Second, despite the recent media attention on the GOP's "hard" money advantage, experts also say Democrats hold a substantial edge in the new "soft" money regime. Not because of more resources, but because of a more effective infrastructure of allied organizations that can simply transfer soft dollars from the Democratic party to a host of politically savvy organizations. Democrat-linked groups, like the National Abortion and Reproductive Rights Action League, the AFL-CIO and the League of Conservation Voters will spend millions of dollars that used to flow from Democrat soft-money accounts. "They used to give massive amounts of soft dollars to the Democratic National Committee," one campaign finance attorney said. "Now, they'll just go out and spend it on their own. They would rather do it that way."

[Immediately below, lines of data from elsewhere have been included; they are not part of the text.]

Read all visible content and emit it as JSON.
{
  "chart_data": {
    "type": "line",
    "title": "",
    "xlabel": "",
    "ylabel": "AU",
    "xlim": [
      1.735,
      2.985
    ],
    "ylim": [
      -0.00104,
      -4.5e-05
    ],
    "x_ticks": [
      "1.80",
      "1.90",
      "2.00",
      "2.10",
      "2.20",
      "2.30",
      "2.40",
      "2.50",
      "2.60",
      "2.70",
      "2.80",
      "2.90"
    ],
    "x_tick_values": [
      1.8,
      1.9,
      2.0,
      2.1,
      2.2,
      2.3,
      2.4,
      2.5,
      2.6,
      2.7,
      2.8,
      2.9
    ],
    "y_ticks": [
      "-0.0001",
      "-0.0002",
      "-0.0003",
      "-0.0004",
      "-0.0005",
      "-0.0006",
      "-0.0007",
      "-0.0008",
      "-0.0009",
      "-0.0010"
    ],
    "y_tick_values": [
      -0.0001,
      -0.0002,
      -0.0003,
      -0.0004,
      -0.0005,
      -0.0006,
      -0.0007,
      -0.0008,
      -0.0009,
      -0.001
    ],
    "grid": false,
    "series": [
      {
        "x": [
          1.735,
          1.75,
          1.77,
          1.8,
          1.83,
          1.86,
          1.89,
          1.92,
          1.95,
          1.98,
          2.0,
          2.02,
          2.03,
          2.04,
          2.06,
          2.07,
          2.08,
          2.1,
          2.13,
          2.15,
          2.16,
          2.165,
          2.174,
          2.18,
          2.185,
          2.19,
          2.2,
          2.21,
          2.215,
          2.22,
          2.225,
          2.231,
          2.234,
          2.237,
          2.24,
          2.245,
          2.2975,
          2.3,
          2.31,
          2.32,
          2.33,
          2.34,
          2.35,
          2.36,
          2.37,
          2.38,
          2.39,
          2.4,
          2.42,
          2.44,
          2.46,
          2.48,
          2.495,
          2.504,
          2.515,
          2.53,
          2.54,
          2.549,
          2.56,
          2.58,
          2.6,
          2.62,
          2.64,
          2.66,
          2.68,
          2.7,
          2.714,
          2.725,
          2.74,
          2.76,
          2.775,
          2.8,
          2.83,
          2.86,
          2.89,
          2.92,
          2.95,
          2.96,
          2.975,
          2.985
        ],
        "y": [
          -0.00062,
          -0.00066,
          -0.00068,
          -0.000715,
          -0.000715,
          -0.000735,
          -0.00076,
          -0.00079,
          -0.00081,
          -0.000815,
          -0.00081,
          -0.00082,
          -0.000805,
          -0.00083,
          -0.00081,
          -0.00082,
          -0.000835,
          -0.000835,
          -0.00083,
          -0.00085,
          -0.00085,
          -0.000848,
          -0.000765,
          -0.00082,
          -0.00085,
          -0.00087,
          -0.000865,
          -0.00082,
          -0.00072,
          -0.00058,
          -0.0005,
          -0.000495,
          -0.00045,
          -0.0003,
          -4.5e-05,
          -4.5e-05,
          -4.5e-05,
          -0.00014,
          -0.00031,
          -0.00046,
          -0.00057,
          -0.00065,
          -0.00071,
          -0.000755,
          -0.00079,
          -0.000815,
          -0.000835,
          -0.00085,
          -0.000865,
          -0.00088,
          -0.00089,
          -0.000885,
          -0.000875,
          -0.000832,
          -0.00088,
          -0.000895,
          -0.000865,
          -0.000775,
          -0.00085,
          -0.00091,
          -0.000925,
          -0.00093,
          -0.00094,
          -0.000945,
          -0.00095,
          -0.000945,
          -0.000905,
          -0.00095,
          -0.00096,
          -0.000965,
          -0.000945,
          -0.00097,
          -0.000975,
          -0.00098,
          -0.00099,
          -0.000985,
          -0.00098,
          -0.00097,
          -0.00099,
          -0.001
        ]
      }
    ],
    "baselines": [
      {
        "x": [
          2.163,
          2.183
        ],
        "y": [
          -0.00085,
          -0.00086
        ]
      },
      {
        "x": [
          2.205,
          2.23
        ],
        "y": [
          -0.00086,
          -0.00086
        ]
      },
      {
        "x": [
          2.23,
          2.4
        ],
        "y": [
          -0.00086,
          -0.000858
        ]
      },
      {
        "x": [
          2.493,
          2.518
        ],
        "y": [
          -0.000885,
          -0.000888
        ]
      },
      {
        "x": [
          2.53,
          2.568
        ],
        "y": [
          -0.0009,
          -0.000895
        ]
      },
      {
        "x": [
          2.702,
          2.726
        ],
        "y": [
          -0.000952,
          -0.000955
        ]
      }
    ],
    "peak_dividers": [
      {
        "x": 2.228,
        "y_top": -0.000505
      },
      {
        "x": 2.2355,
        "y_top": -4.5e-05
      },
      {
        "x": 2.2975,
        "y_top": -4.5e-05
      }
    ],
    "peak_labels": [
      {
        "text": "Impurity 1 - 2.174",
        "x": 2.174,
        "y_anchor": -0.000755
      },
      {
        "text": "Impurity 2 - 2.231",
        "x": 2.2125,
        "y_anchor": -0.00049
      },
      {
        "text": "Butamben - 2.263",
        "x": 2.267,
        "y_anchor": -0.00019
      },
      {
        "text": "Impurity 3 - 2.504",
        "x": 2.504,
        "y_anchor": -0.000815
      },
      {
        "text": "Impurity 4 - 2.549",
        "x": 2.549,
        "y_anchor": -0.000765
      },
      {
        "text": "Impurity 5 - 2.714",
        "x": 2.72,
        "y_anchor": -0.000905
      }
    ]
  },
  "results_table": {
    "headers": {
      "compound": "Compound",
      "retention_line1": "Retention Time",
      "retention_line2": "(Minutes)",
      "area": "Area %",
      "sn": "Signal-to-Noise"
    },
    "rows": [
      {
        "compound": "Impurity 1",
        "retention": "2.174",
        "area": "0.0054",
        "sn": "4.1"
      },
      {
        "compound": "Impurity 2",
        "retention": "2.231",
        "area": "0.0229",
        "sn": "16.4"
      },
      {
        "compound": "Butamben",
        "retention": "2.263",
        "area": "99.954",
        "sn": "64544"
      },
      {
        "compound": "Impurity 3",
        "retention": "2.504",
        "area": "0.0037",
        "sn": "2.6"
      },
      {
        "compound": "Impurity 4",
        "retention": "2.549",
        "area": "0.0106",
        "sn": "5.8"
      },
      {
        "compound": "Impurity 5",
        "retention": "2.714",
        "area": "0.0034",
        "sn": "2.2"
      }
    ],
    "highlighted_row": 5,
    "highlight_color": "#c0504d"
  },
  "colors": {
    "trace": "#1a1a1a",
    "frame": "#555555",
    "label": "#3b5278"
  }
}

James Madison did not foresee the development of two major national political parties in America when he wrote Federalist No. 10, but he did envision the corrosive power of uncontrolled factions. Over the past 200 years, political parties in America emerged as strong institutional check consistent with Madison's goal to control and balance the impact of narrow, self-interested groups.

The courts should provide national political parties the same electoral participation rights as other groups in America. The Wild West has some mythic sentimental appeal, but if the First Amendment allows gunslingers and bandits to proliferate in politics, why handicap national parties? The pending legal fight will not eliminate the role of parties in elections. But it could force them to leave some of their six-shooters on the table, while single-issue interest groups wreak havoc outside on the street.